2. Either pay the debt or work on creating a payment plan
If you can pay the debt outright, that’s often the most effective option. It may prevent the collection from showing up on your credit report at all.
If you can’t, have a transparent discussion with creditors. You can create a repayment plan, which allows you to make fixed payments over a set period of time to repay the debt.
In some cases, creditors may also be willing to negotiate with a debt settlement agreement. They might allow you to pay less than the debt’s full balance to settle the debt and ensure payment.
Whichever method you choose, you can request a pay-for-delete agreement — though keep in mind that a collections agency doesn’t have to accept your request. And even if it’s granted, a pay-for-delete agreement will only remove the collections account, but not the missed payments with the initial creditor.
3. Confirm that your credit report has been updated
After you’ve reached an agreement with the collections agency and paid your debt, monitor your credit report to ensure that the collections debt is removed.
You can use tools like LendingTree Spring and AnnualCreditReport.com to monitor your credit score and credit reports on a regular basis.
Can I remove collections from my credit report without paying?
Typically, no. If a debt is legitimate and can’t be disputed, there may not be any way to remove the collections from your credit report if you don’t pay it. If this is the case, you’ll need to wait seven years for it to fall off your credit report.
You may be able to talk to the collections agency. In some cases, they may be willing to negotiate for partial payment. This could help you pay off a portion of the debt and, if you’re using a pay-to-delete agreement, it could help you remove the collections faster without having to pay for the full original balance.
So, you probably can’t get rid of debt collectors without paying or to get unpaid collections removed from your credit report, but there are opportunities to negotiate.
Sometimes, wires get crossed and a debt that you’ve already paid is accidentally sent to collections. If this happens, let the collections agency know. Submit the documentation and proof of payment to the agency, including receipts, bank statements or credit card statements.
If the debt collection shows up on your report, you can dispute it as a credit report error.
How collections actions affect your credit score
Collections agencies can report the debt after they’ve made good-faith efforts to try to contact you and waited a reasonable amount of time for a response based on their contact methods. Once they do report the debt to credit bureaus, it can drop your score by up to 100 points if it’s over $100.
In addition to immediately lowering your credit score, this debt will be registered against your debt-to-income ratio and keep your credit utilization higher. This can impact your score further and may make it even more difficult to obtain new loans or credit.

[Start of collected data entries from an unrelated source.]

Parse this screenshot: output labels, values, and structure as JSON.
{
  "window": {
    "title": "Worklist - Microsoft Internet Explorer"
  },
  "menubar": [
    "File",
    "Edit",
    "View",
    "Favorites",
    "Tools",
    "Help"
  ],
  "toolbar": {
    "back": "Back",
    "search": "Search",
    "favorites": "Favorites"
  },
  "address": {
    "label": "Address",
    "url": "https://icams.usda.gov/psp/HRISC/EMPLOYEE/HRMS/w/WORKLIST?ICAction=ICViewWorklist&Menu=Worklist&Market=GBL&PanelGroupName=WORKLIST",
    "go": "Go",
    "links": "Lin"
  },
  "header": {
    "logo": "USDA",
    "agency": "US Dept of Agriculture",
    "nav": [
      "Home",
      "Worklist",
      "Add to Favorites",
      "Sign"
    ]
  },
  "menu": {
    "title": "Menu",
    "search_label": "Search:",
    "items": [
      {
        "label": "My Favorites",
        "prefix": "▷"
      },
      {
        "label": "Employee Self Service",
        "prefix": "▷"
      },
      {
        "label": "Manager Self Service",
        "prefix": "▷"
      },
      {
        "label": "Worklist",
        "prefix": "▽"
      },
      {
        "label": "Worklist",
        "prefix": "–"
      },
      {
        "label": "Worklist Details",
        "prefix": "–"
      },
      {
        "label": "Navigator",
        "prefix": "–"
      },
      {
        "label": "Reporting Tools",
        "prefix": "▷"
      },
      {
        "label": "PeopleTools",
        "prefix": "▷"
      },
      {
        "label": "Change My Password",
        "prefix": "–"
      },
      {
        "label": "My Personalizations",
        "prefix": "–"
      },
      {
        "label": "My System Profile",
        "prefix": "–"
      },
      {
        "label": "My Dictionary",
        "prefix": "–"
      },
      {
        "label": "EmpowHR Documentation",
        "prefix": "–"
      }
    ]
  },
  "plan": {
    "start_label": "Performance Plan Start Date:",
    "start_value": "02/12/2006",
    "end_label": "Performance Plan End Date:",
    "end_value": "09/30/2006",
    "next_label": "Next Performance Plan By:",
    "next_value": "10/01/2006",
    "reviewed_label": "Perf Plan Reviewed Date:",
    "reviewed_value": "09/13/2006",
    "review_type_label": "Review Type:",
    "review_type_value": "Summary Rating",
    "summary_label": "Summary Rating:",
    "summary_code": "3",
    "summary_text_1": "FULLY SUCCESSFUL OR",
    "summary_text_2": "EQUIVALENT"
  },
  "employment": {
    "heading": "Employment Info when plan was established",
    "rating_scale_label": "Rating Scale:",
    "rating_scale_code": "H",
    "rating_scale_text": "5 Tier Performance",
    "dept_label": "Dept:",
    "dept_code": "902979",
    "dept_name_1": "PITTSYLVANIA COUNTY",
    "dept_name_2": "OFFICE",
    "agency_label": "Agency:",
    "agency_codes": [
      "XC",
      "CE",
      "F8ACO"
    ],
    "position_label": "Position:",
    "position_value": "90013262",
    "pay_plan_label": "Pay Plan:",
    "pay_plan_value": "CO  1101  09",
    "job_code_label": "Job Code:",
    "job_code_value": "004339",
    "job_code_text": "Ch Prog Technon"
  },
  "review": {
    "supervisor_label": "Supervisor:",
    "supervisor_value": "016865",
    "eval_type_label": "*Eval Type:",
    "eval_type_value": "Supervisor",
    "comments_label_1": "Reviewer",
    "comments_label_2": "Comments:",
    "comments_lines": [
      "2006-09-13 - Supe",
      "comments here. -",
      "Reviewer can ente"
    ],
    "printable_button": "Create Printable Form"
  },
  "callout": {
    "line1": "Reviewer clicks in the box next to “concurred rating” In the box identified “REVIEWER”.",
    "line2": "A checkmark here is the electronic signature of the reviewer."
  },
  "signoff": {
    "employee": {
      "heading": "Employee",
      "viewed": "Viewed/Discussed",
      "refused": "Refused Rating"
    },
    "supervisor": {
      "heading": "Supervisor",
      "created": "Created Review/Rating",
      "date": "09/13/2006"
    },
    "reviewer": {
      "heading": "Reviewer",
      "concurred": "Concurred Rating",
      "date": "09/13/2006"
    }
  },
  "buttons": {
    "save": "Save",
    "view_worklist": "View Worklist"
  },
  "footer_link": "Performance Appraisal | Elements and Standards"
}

There are a few exceptions, however, with some credit bureaus and certain types of debt. For example:
- Paid medical collection debt and medical collection debt under $500 are typically not included on consumer credit reports from any of the three major bureaus.
- Collections reported as paid in full are disregarded by FICO Score 9 and 10 suites, as well as VantageScore 3.0 and 4.0.
- Collections with an original amount under $100 are disregarded by multiple FICO scoring models.